Jules Verne

Elle recula, mais resta debout, a quelques pas de son fils.

L'exécuteur parut. Cette fois, il tenait son sabre nu à la main, et ce sabre, chauffé à blanc, il venait de le retirer du réchaud où brûlaient les charbons parfumés.

Michel Strogoff allait être aveuglé suivant la coutume tartare, avec une lame ardente, passée devant ses yeux!

Michel Strogoff ne chercha pas a résister. Plus rien n'existait à ses yeux que sa mère, qu'il dévorait alors du regard! Toute sa vie était dans cette dernière vision!

Marfa Strogoff, l'oeil démesurément ouvert, les bras tendus vers lui, le regardait!...

La lame incandescente passa devant les yeux de Michel Strogoff.

Un cri de désespoir retentit. La vieille Marfa tomba inanimée sur le sol!

Michel Strogoff était aveugle.

Ses ordres exécutés, l'émir se retira avec toute sa maison. Il ne resta bientôt plus sur cette place qu'Ivan Ogareff et les porteurs de torches.

Le misérable voulait-il donc insulter encore sa victime, et, après l'exécuteur, lui porter le dernier coup?

Ivan Ogareff s'approcha lentement de Michel Strogoff, qui le sentit venir et se redressa.

Ivan Ogareff tira de sa poche la lettre impériale, il l'ouvrit, et, par une suprême ironie, il la plaça devant les yeux éteints du courrier du czar, disant:

«Lis, maintenant, Michel Strogoff, lis, et va redire à Irkoutsk ce que tu auras lu! Le vrai courrier du czar, c'est Ivan Ogareff!»

Cela dit, le traître serra la lettre sur sa poitrine. Puis, sans se retourner, il quitta la place, et les porteurs de torches le suivirent.

Michel Strogoff resta seul, a quelques pas de sa mère, inanimée, peut-être morte.

Ou entendait au loin les cris, les chants, tous les bruits de l'orgie. Tomsk, illuminée, brillait comme une ville en fête.

Michel Strogoff prêta l'oreille. La place était silencieuse et déserte.

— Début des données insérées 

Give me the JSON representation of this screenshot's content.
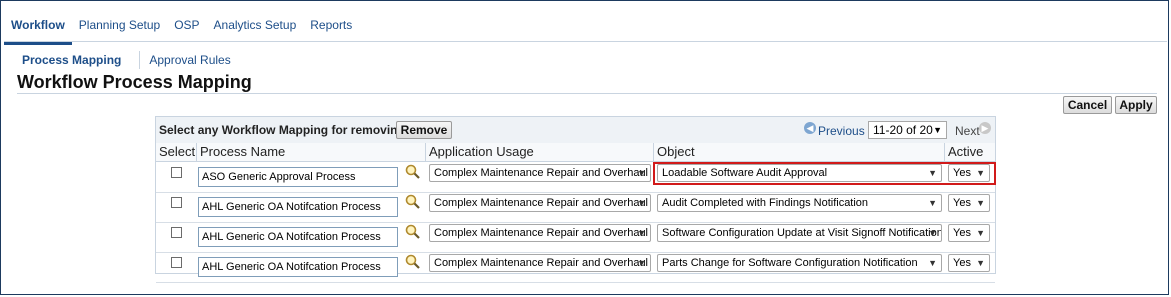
{
  "tabs": [
    "Workflow",
    "Planning Setup",
    "OSP",
    "Analytics Setup",
    "Reports"
  ],
  "subtabs": [
    "Process Mapping",
    "Approval Rules"
  ],
  "page_title": "Workflow Process Mapping",
  "buttons": {
    "cancel": "Cancel",
    "apply": "Apply",
    "remove": "Remove"
  },
  "table": {
    "toolbar_label": "Select any Workflow Mapping for removing",
    "pagination": {
      "previous": "Previous",
      "range": "11-20 of 20",
      "next": "Next"
    },
    "headers": {
      "select": "Select",
      "process_name": "Process Name",
      "application_usage": "Application Usage",
      "object": "Object",
      "active": "Active"
    },
    "rows": [
      {
        "process_name": "ASO Generic Approval Process",
        "application_usage": "Complex Maintenance Repair and Overhaul",
        "object": "Loadable Software Audit Approval",
        "active": "Yes",
        "highlighted": true
      },
      {
        "process_name": "AHL Generic OA Notifcation Process",
        "application_usage": "Complex Maintenance Repair and Overhaul",
        "object": "Audit Completed with Findings Notification",
        "active": "Yes"
      },
      {
        "process_name": "AHL Generic OA Notifcation Process",
        "application_usage": "Complex Maintenance Repair and Overhaul",
        "object": "Software Configuration Update at Visit Signoff Notification",
        "active": "Yes"
      },
      {
        "process_name": "AHL Generic OA Notifcation Process",
        "application_usage": "Complex Maintenance Repair and Overhaul",
        "object": "Parts Change for Software Configuration Notification",
        "active": "Yes"
      }
    ]
  },
  "colors": {
    "link": "#1d4e89",
    "highlight": "#d11a1a"
  },
  "icons": {
    "search": "search-icon",
    "previous": "previous-arrow-icon",
    "next": "next-arrow-icon"
  }
}
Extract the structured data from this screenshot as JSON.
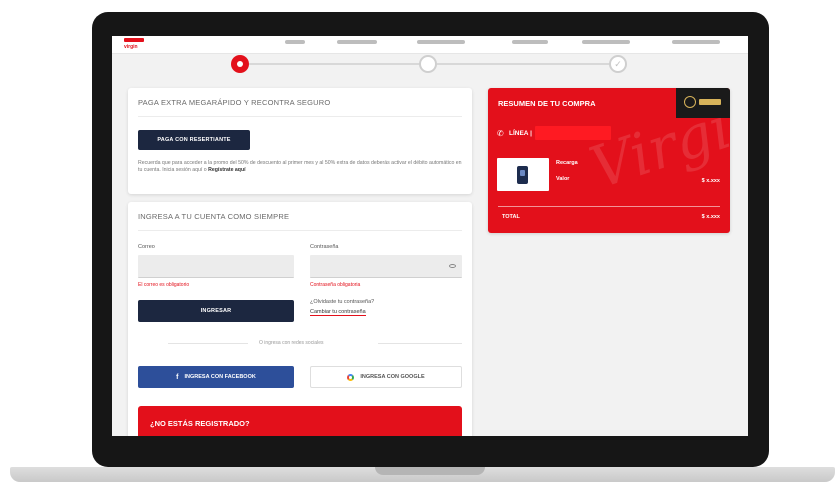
{
  "brand": {
    "logo_sub": "virgin",
    "accent": "#e3101b",
    "navy": "#1c2740",
    "facebook": "#2d4f9a"
  },
  "stepper": {
    "current_step": 1,
    "total_steps": 3
  },
  "card_recharge": {
    "title": "PAGA EXTRA MEGARÁPIDO Y RECONTRA SEGURO",
    "button": "PAGA CON RESERTIANTE",
    "text": "Recuerda que para acceder a la promo del 50% de descuento al primer mes y al 50% extra de datos deberás activar el débito automático en tu cuenta. Inicia sesión aquí o",
    "text_link": "Regístrate aquí"
  },
  "card_login": {
    "title": "INGRESA A TU CUENTA COMO SIEMPRE",
    "email_label": "Correo",
    "email_error": "El correo es obligatorio",
    "password_label": "Contraseña",
    "password_error": "Contraseña obligatoria",
    "login_button": "INGRESAR",
    "forgot_question": "¿Olvidaste tu contraseña?",
    "forgot_link": "Cambiar tu contraseña",
    "or_text": "O ingresa con redes sociales",
    "facebook_button": "INGRESA CON FACEBOOK",
    "google_button": "INGRESA CON GOOGLE"
  },
  "register_banner": {
    "title": "¿NO ESTÁS REGISTRADO?"
  },
  "summary": {
    "title": "RESUMEN DE TU COMPRA",
    "watermark": "Virgin",
    "line_label": "LÍNEA |",
    "product_line1": "Recarga",
    "product_line2": "Valor",
    "product_price": "$ x.xxx",
    "total_label": "TOTAL",
    "total_value": "$ x.xxx"
  },
  "icons": {
    "phone": "phone-icon",
    "eye": "eye-icon",
    "facebook": "facebook-icon",
    "google": "google-icon"
  }
}
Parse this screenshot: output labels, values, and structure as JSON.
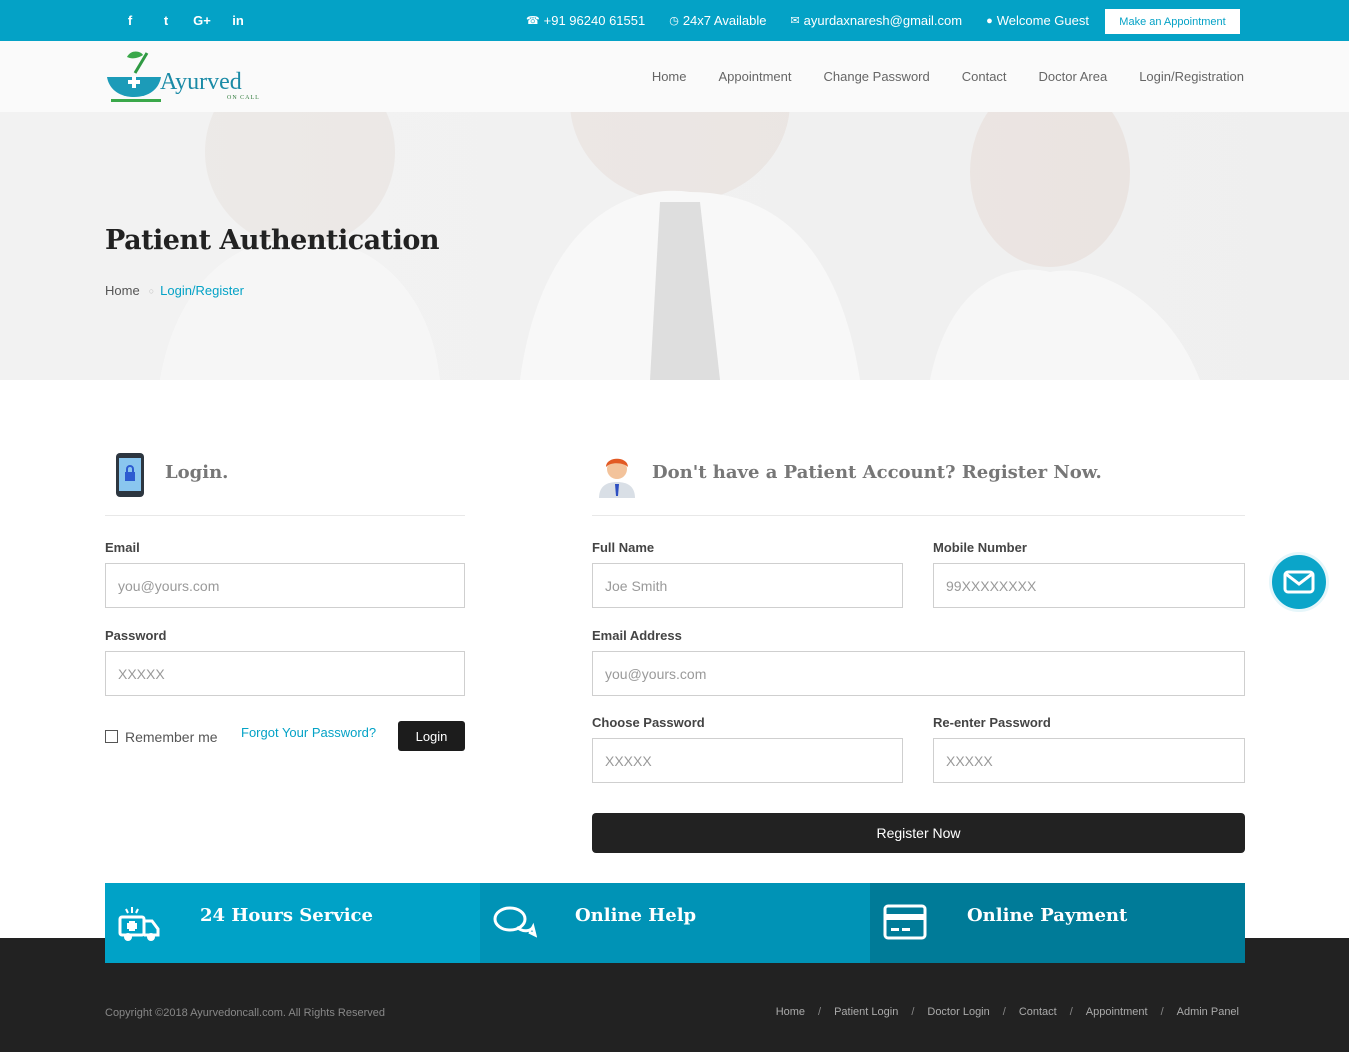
{
  "topbar": {
    "social": [
      {
        "icon": "facebook-icon",
        "glyph": "f"
      },
      {
        "icon": "twitter-icon",
        "glyph": "t"
      },
      {
        "icon": "google-plus-icon",
        "glyph": "G+"
      },
      {
        "icon": "linkedin-icon",
        "glyph": "in"
      }
    ],
    "phone": "+91 96240 61551",
    "availability": "24x7 Available",
    "email": "ayurdaxnaresh@gmail.com",
    "welcome": "Welcome Guest",
    "appointment_button": "Make an Appointment"
  },
  "brand": {
    "name": "Ayurved",
    "tagline": "ON CALL"
  },
  "nav": [
    "Home",
    "Appointment",
    "Change Password",
    "Contact",
    "Doctor Area",
    "Login/Registration"
  ],
  "hero": {
    "title": "Patient Authentication",
    "breadcrumb_home": "Home",
    "breadcrumb_current": "Login/Register"
  },
  "login": {
    "title": "Login.",
    "email_label": "Email",
    "email_placeholder": "you@yours.com",
    "password_label": "Password",
    "password_placeholder": "XXXXX",
    "remember": "Remember me",
    "forgot": "Forgot Your Password?",
    "button": "Login"
  },
  "register": {
    "title": "Don't have a Patient Account? Register Now.",
    "fullname_label": "Full Name",
    "fullname_placeholder": "Joe Smith",
    "mobile_label": "Mobile Number",
    "mobile_placeholder": "99XXXXXXXX",
    "email_label": "Email Address",
    "email_placeholder": "you@yours.com",
    "password_label": "Choose Password",
    "password_placeholder": "XXXXX",
    "repassword_label": "Re-enter Password",
    "repassword_placeholder": "XXXXX",
    "button": "Register Now"
  },
  "features": [
    {
      "title": "24 Hours Service",
      "icon": "ambulance-icon",
      "color": "#00a2c7"
    },
    {
      "title": "Online Help",
      "icon": "chat-bubbles-icon",
      "color": "#0093b6"
    },
    {
      "title": "Online Payment",
      "icon": "credit-card-icon",
      "color": "#007b98"
    }
  ],
  "footer": {
    "copyright": "Copyright ©2018 Ayurvedoncall.com. All Rights Reserved",
    "links": [
      "Home",
      "Patient Login",
      "Doctor Login",
      "Contact",
      "Appointment",
      "Admin Panel"
    ]
  }
}
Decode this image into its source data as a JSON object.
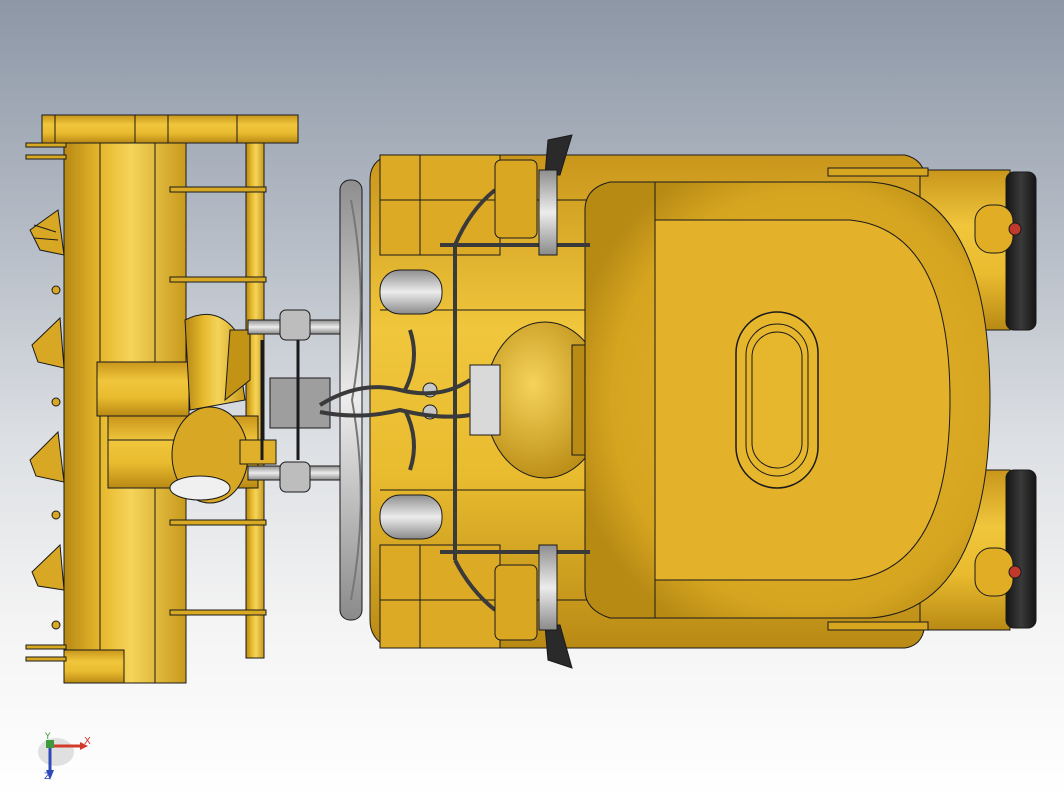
{
  "viewport": {
    "background_top": "#8d97a6",
    "background_bottom": "#ffffff"
  },
  "model": {
    "body_color": "#e3b42a",
    "body_shadow": "#b88a16",
    "body_highlight": "#f3cf4f",
    "edge_color": "#1a1a1a",
    "metal_color": "#cfcfcf",
    "hose_color": "#3a3a3a"
  },
  "triad": {
    "x_label": "X",
    "y_label": "Y",
    "z_label": "Z",
    "x_color": "#d23a2a",
    "y_color": "#3c9a3c",
    "z_color": "#3048b8"
  }
}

Il se traîna, en tâtonnant, vers l'endroit où sa mère était tombée. Il la trouva de la main, il se courba sur elle, il approcha sa figure de la sienne, il écouta les battements de son coeur. Puis, on eût dit qu'il lui parlait tout bas.

La vieille Marfa vivait-elle encore, et entendit-elle ce que lui dit son fils?

En tout cas, elle ne fit pas un mouvement.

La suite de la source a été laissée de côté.